Pre-trained ViT as backbone for segmentation network

I am trying to replicate the Segmenter architecture [1] and use it over the TuSimple lane detection dataset. The segmenter model i adapted to my needs consists of a ViT B-16 Backbone network and an MLP (3 layers) classification head, which i use to identify the presence of the lane class on the output patches (as embeddings) from the ViT. Then i planned to interpolate the patch level predictions to pixel level as the authors did in the original paper.

As pre-processing i resized the TuSimple dataset to 640x640 images (from the original 1280x720) along with their respective ground truths by bilinear interpolation. For ViT i did load pre-trained weights and interpolated(using the ‘nearest’ mode) the pretrained positional embeddings to match my new image input dimensions.

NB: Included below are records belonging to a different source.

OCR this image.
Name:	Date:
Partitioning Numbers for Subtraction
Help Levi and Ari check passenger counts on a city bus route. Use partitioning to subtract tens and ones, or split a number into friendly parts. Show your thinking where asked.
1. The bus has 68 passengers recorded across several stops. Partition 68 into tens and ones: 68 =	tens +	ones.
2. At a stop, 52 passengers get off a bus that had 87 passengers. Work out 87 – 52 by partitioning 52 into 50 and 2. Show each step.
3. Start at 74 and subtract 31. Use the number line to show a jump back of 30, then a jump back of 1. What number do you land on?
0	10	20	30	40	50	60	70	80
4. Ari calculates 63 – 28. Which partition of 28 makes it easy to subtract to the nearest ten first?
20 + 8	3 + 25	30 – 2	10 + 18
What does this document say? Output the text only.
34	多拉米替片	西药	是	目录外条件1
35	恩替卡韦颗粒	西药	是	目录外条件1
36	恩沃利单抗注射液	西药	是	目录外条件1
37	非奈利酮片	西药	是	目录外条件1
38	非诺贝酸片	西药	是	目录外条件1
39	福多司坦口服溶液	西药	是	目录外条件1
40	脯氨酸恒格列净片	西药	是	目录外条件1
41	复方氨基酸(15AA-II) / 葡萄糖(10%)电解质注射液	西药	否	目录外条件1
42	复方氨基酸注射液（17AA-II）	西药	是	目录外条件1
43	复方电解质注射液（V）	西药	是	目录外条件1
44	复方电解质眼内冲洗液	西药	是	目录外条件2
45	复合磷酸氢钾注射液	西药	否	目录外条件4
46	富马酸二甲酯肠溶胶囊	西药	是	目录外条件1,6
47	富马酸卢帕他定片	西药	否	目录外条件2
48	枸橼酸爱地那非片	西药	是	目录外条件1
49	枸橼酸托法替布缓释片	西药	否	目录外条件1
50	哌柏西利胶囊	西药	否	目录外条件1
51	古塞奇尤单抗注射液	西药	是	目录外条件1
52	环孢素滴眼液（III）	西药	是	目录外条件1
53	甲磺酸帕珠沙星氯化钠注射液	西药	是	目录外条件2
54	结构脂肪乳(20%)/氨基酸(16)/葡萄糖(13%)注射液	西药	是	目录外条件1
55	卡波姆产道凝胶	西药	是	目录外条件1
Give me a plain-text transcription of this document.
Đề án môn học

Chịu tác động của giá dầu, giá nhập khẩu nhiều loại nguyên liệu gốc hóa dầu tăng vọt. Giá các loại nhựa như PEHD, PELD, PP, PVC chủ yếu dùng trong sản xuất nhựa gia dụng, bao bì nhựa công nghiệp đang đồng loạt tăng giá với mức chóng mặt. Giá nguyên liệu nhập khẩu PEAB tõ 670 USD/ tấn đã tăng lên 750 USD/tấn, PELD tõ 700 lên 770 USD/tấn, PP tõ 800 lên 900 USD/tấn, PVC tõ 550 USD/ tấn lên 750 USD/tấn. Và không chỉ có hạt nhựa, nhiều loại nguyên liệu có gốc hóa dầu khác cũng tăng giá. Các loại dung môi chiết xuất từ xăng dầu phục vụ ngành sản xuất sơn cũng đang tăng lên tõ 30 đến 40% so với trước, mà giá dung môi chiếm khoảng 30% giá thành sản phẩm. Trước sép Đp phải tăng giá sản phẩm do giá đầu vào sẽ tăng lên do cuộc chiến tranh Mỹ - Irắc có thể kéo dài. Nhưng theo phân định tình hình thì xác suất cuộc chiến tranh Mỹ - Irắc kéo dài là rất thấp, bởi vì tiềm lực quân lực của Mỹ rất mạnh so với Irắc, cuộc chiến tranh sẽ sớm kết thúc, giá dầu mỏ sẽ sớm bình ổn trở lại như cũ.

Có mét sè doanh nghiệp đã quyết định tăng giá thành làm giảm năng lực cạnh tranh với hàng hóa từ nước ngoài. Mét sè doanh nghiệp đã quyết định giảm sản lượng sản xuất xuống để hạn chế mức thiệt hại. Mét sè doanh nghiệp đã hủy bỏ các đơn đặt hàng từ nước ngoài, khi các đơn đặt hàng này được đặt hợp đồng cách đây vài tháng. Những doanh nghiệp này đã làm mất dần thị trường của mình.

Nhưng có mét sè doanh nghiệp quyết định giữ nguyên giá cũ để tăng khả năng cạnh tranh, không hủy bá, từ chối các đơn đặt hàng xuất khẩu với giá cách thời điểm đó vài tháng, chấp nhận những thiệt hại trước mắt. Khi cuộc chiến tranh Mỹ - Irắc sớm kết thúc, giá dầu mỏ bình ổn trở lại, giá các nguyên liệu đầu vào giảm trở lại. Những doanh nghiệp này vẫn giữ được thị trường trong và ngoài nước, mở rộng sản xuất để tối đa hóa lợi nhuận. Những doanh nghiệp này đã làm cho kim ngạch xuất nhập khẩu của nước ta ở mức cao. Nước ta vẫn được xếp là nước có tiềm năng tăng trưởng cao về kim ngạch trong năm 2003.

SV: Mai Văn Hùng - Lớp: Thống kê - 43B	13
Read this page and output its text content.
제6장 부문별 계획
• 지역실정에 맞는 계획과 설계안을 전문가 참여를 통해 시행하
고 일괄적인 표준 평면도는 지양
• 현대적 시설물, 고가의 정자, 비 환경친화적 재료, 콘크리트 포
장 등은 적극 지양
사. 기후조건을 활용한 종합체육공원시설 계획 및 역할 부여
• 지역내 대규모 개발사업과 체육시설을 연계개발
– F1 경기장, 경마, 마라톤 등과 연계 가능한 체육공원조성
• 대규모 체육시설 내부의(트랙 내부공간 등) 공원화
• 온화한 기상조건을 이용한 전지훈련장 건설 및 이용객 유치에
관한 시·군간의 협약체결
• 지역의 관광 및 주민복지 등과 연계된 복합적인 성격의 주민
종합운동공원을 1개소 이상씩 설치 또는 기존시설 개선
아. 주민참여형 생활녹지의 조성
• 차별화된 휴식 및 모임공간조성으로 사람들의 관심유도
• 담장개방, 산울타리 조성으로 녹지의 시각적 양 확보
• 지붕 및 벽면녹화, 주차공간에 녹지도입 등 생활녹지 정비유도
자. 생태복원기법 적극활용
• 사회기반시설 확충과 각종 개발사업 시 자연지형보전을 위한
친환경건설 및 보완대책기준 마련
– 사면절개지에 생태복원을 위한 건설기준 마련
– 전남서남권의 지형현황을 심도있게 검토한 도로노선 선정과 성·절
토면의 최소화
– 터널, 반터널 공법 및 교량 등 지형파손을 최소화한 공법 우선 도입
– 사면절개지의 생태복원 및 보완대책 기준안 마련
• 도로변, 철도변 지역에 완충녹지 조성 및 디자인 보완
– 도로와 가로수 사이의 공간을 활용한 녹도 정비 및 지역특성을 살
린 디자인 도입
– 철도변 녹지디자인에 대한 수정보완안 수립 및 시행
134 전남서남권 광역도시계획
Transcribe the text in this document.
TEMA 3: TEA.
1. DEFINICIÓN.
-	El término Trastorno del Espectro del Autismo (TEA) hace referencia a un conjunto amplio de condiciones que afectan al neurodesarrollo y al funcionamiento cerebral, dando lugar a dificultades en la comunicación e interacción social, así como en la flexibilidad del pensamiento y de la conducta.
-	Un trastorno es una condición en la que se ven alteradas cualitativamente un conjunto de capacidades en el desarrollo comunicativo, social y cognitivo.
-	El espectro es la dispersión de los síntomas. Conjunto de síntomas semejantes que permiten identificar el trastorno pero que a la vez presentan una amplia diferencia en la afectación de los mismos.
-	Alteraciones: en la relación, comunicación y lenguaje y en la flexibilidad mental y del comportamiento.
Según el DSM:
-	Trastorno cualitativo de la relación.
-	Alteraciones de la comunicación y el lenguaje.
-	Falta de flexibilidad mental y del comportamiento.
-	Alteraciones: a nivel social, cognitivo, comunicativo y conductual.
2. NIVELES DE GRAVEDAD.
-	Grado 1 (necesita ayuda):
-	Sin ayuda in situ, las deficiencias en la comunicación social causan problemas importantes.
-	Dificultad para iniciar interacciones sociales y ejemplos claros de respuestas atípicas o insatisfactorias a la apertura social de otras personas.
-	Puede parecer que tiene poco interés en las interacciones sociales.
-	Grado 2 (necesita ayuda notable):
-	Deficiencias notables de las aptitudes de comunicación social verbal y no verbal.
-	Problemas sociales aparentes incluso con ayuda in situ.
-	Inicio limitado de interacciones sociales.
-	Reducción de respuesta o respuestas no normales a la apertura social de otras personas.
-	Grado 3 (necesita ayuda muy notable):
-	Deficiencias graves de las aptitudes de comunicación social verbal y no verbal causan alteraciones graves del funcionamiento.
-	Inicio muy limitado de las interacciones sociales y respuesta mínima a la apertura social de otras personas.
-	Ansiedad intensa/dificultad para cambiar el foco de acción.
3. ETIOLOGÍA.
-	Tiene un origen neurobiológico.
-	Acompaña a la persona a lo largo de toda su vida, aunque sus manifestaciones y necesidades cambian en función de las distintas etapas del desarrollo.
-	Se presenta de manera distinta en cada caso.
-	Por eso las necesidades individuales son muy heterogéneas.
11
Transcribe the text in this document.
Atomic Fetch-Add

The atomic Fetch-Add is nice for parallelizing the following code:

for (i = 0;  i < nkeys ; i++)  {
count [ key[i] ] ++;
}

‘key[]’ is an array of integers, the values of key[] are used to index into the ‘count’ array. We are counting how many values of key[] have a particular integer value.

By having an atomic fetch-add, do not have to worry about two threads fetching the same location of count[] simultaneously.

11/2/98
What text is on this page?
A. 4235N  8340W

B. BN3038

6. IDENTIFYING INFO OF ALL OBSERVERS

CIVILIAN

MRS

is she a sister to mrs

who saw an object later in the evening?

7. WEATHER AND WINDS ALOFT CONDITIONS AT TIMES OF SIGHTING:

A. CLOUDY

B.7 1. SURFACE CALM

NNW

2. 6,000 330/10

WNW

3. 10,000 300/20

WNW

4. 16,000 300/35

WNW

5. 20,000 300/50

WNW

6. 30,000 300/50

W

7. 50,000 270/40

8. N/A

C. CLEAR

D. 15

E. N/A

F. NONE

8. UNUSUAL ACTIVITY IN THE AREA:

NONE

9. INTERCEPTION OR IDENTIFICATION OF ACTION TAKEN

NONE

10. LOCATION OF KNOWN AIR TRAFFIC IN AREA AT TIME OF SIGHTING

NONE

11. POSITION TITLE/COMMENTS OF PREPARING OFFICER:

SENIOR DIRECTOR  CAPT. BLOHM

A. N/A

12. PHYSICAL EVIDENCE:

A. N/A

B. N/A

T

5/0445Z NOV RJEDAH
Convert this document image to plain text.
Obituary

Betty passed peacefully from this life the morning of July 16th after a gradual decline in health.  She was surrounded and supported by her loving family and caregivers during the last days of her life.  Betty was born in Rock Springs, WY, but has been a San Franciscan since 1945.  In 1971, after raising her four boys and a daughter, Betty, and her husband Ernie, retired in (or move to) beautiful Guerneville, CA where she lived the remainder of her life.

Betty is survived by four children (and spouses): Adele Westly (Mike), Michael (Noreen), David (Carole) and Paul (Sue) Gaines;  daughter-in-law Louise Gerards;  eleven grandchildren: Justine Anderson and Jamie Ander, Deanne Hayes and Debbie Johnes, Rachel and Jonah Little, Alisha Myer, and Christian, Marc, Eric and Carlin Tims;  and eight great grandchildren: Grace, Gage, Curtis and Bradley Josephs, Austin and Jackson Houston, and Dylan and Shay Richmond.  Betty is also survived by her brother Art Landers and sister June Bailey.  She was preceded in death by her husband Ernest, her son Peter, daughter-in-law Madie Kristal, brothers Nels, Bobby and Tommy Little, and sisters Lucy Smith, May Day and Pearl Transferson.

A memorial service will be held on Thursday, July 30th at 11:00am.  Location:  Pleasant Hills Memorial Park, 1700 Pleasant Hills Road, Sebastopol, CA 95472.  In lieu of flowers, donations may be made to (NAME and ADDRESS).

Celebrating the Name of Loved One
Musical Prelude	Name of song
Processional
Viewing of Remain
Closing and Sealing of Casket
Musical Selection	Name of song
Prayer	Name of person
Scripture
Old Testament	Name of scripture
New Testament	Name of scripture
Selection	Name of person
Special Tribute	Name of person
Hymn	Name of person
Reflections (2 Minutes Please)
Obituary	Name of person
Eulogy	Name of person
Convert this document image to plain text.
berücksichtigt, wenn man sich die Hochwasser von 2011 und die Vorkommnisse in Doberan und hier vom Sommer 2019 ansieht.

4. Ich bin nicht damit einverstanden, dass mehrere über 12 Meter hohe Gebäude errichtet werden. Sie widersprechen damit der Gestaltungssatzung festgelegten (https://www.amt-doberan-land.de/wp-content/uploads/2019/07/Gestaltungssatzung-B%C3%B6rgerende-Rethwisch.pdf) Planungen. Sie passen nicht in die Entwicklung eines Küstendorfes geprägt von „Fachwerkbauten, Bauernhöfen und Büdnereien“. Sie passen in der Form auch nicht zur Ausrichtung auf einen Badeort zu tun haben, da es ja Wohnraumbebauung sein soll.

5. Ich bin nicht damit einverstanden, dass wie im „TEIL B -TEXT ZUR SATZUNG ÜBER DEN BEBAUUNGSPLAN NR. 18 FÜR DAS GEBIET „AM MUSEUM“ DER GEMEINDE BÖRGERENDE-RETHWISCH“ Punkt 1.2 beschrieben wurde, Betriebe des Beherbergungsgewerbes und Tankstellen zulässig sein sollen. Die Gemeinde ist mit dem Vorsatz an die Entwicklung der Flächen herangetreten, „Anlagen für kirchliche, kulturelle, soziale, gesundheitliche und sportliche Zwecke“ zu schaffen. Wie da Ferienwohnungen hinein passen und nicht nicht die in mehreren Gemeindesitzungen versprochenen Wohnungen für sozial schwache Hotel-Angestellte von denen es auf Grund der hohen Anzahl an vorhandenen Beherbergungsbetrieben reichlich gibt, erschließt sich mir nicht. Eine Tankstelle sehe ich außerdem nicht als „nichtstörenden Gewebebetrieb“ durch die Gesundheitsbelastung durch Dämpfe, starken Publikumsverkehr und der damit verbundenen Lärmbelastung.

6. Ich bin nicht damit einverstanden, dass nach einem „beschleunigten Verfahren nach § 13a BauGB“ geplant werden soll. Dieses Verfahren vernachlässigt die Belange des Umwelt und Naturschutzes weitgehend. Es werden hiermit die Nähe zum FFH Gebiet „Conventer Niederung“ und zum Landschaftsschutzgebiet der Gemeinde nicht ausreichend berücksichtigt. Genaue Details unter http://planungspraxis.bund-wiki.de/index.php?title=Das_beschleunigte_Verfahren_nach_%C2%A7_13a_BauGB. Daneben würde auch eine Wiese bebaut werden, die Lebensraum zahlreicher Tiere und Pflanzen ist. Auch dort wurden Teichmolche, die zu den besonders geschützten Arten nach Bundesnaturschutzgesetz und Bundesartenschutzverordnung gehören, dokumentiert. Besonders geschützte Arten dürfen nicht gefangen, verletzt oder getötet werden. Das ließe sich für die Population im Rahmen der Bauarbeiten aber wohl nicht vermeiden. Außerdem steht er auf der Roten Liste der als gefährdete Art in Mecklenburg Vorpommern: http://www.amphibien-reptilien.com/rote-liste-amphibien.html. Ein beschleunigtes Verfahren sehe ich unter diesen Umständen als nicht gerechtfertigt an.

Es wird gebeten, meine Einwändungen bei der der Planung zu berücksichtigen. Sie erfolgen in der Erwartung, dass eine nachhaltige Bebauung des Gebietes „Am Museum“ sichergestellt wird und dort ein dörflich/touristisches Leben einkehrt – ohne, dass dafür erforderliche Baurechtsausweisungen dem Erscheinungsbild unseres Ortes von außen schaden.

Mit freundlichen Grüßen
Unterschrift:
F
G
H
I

To my understanding, I then had to fine-tune the pipeline by training the patch classification head at first to a reasonable performance and then if needed unfreeze some transformer layers and fine tune the pre-trained ViT also. However, I am struggling to even get a 0.01 F1 or IoU score after 10-20 epochs of training the classification head using a learning rate of 0.1 at first (as i did attempt to overfit the model as a first experiment to see if i am on the right track).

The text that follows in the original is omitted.